Lessons for Kenya from Senegal's political earthquake
West Africa's political landscape shifted sharply when Senegal's President Bassirou Diomaye Faye broke publicly with Ousmane Sonko, the populist politician whose grassroots mobilisation had been central to both their ascents to power. The rupture between two men once united under the PASTEF movement illustrates a pattern familiar across the continent: the chasm between the politics of protest and the disciplined demands of governance.
The parallels for Kenya are pointed. As the country moves toward its 2027 general elections, the dynamics driving Senegal's fallout — personality-driven coalitions, anti-establishment rhetoric colliding with institutional reality, and alliances built on opposition rather than shared policy — are already visible in Kenya's own political arena.
The late 2023 broad-based government arrangement that brought opposition figures into President Ruto's cabinet demonstrated how swiftly the boundary between power and opposition dissolves in Kenyan politics. What followed — defections, recriminations, and reshuffled alliances — echoed the Dakar rupture in several respects.

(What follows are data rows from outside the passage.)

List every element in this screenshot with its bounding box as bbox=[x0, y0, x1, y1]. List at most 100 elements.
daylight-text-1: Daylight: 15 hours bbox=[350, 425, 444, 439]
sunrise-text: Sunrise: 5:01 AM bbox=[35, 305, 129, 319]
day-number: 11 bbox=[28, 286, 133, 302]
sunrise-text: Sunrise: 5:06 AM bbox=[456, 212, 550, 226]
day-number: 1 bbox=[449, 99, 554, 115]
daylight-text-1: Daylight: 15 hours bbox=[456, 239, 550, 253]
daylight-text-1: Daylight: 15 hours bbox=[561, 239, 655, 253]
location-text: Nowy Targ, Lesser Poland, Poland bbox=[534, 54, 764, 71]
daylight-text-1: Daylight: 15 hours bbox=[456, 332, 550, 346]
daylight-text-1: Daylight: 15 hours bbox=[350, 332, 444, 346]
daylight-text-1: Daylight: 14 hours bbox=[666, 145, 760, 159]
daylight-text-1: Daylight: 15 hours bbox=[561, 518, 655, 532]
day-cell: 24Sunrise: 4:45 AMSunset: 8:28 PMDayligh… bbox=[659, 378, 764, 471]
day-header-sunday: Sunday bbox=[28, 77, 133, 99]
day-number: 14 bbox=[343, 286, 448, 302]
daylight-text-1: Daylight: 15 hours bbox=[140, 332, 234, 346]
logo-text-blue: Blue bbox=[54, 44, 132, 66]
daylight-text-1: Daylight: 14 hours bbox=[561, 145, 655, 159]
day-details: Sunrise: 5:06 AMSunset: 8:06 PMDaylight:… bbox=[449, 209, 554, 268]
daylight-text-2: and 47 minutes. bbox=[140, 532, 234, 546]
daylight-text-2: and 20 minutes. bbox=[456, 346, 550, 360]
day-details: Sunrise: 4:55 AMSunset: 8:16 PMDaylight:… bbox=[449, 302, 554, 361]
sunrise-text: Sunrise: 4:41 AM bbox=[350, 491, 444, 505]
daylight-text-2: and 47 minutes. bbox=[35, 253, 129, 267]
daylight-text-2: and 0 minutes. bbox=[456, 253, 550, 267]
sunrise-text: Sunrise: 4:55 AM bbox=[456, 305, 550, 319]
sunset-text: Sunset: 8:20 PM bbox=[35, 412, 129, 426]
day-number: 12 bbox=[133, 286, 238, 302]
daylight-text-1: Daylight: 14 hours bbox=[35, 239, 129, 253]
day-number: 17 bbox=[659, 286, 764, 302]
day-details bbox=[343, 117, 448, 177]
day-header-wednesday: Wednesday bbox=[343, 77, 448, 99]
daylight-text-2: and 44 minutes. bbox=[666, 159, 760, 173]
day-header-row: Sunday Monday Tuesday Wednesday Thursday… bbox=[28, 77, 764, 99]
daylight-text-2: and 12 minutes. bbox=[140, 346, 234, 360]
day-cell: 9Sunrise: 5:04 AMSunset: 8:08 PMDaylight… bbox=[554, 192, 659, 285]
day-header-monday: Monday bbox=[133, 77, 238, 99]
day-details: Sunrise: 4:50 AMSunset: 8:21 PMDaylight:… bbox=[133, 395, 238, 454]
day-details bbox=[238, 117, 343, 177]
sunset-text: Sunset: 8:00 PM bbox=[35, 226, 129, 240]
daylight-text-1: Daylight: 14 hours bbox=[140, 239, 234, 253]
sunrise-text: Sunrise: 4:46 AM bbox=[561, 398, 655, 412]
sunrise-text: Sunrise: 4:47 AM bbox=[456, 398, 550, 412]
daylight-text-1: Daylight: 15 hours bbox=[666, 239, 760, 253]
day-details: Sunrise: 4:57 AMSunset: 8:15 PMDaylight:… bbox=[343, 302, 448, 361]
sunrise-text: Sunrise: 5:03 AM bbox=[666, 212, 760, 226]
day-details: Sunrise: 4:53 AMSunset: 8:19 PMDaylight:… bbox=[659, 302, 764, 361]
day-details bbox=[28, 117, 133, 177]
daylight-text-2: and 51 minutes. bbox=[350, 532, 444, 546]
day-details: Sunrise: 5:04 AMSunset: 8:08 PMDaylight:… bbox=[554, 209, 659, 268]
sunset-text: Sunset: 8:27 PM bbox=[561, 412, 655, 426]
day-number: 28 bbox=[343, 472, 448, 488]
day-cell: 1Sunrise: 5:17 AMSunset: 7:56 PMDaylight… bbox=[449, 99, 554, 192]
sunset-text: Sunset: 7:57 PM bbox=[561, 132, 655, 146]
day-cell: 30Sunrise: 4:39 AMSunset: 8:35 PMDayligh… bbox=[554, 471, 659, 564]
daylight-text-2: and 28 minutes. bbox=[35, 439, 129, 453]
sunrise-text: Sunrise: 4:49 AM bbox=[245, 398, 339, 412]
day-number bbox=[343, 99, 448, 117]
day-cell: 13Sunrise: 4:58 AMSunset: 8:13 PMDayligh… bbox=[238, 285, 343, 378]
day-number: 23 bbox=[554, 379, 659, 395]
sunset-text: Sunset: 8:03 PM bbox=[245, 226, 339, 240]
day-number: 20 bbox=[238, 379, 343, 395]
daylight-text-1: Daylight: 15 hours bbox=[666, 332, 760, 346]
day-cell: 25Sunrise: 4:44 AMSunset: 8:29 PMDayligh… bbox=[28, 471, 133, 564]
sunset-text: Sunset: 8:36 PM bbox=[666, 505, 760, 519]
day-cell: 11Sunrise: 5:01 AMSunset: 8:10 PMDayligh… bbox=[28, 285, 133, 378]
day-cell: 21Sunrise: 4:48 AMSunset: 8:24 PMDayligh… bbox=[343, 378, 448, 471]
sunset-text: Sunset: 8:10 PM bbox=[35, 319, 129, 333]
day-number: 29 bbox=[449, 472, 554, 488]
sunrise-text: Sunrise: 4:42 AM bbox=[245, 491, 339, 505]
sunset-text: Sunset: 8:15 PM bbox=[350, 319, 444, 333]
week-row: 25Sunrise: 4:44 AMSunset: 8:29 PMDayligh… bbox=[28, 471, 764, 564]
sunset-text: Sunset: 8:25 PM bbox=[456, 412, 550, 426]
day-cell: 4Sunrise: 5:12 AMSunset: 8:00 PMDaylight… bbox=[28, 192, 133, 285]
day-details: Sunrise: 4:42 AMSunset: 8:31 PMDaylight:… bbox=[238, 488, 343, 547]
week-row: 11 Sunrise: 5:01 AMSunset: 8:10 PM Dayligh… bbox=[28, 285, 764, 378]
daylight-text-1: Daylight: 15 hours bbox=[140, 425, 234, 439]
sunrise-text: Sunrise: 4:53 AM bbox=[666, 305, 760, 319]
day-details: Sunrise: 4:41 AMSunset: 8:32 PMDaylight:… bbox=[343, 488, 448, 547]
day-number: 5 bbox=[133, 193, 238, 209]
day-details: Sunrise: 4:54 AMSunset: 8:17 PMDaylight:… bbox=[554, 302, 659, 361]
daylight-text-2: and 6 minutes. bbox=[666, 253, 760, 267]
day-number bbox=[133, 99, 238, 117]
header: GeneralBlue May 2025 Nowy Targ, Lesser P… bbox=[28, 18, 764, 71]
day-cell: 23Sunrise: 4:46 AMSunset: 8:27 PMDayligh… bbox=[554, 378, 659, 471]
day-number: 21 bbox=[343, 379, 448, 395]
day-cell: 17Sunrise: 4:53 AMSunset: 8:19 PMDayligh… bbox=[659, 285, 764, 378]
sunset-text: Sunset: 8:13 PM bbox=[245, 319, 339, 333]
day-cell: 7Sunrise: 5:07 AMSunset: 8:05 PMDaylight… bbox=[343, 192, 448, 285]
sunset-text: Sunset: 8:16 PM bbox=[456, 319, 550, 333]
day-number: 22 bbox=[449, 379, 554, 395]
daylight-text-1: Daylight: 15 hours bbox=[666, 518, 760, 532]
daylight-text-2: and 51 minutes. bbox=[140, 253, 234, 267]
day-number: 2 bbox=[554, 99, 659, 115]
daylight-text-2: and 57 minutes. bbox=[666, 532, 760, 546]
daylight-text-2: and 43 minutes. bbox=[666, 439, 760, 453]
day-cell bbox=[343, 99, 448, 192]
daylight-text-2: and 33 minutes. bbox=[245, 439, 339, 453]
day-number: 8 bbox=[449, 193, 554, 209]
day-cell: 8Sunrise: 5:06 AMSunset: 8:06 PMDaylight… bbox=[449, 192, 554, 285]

Kenya's Gen Z-led protests of mid-2024, which forced significant policy reversals on the Finance Bill, introduced a new variable: a politically activated youth constituency that lacks institutional anchoring and is therefore susceptible to capture by populist actors who may prove no more reliable in office than those they seek to replace. The Independent Electoral and Boundaries Commission will face heightened scrutiny managing voter registration among this demographic ahead of 2027.
The Senegalese experience suggests that populism is not inherently destructive, but its translation into stable governance requires institutional depth that electoral enthusiasm alone cannot supply. For Kenya's political parties, civil society organisations, and the National Cohesion and Integration Commission, the question is whether that lesson will be absorbed before another cycle of disillusionment runs its course.